I ended up finally emailing Ms. Pepper Thursday knowing I needed to address Penelope and tutoring. Her emails and voicemails pointed to the fact she knew I was depressed and what I was doing. I forwarded my email from Monday that she didn't get and told her how Penelope has been and that I was having other problems and I just didn't want to deal with it and am tired of fighting everyone on everything. We cooresponded a couple of times and it helped a little bit. She was willing to help me anyway she could. I know she means it. As she says "I heart Penelope" - she loves her and they have a special bond. She knows Penelope is hard. But she sees her specialness. Her big heart and her potential for wonderful things.

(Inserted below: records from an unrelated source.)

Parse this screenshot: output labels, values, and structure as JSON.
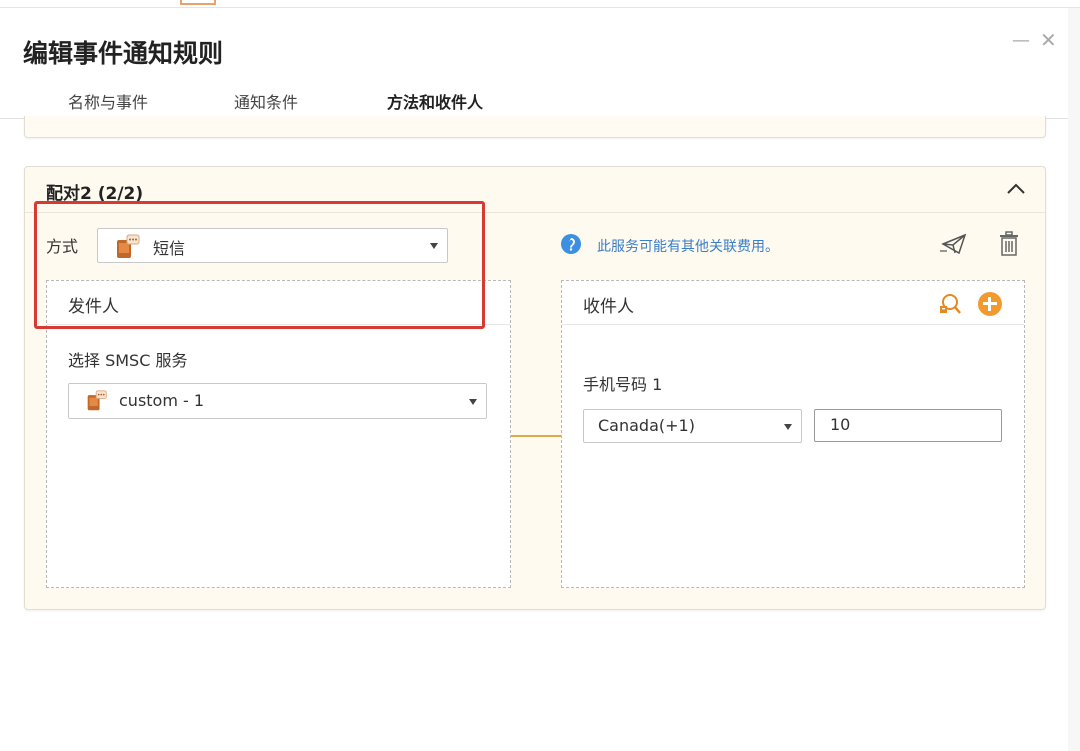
{
  "dialog": {
    "title": "编辑事件通知规则",
    "window_controls": {
      "minimize": "—",
      "close": "✕"
    }
  },
  "tabs": [
    {
      "label": "名称与事件",
      "active": false
    },
    {
      "label": "通知条件",
      "active": false
    },
    {
      "label": "方法和收件人",
      "active": true
    }
  ],
  "pair": {
    "title": "配对2 (2/2)",
    "method": {
      "label": "方式",
      "selected": "短信",
      "icon": "sms-icon"
    },
    "notice": {
      "text": "此服务可能有其他关联费用。",
      "icon": "info-icon"
    },
    "sender": {
      "header": "发件人",
      "smsc_label": "选择 SMSC 服务",
      "smsc_selected": "custom - 1"
    },
    "recipient": {
      "header": "收件人",
      "phone_label": "手机号码 1",
      "country_selected": "Canada(+1)",
      "phone_value": "10"
    }
  },
  "colors": {
    "accent_orange": "#f29a2e",
    "info_blue": "#3a7fc8",
    "highlight_red": "#d73a33",
    "card_background": "#fffaf0"
  }
}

Even though I was debating taking Penelope out of tutoring as a consequence, I wasn't confident that was going to make the difference. I also knew Ms. Pepper wasn't going to be onboard - she never is when it's about stopping her academic progression. I knew in my heart that we needed to go back to chores at Ms. Pepper's house like Penelope had to do at the beginning of summer. But, like I told her, I just can't afford to pay her to have Penelope do chores. Not like this summer. She offered to have her do both. So today, Penelope had to do a bunch of chores for the time she didn't do her reading - after tutor. Ms. Pepper broke the news to her during the tutoring session and I didn't have to go get her until she was done. So instead of picking her up an hour later, I picked her up 2 1/2 hours later.
When I got there, Penelope looked whipped. She wasn't upset or happy. Just blank. Ms. Pepper was telling her something funny but she just sat their blank like she didn't have the energy to lift the corners of her mouth into a smile. Ms. Pepper told me all that Penelope did and how she didn't need much supervision at all and got it done rather quickly. I asked Penelope why she had to do all that? (since this is all from Ms. Pepper) She said because she hadn't been doing her reading. "Ohhh okay. Hopefully you will start doing your reading so you don't have to learn how to do new chores." She admitted to me later that she felt Ms. Pepper was being mean to her at first but then accepted that she deserved the consequence because she wasn't doing her reading.
When we got home and ate lunch she still looked pretty whipped. After she was done she wanted to take a nap. She took a good hour nap and I swear it reset her! She was chipper and feeling good. She started cleaning her room - not all the way but "tidying it up" as she put it. Good!
We will see. I think she will probably need more chores but it's a beginning. Thanks Ms. Pepper!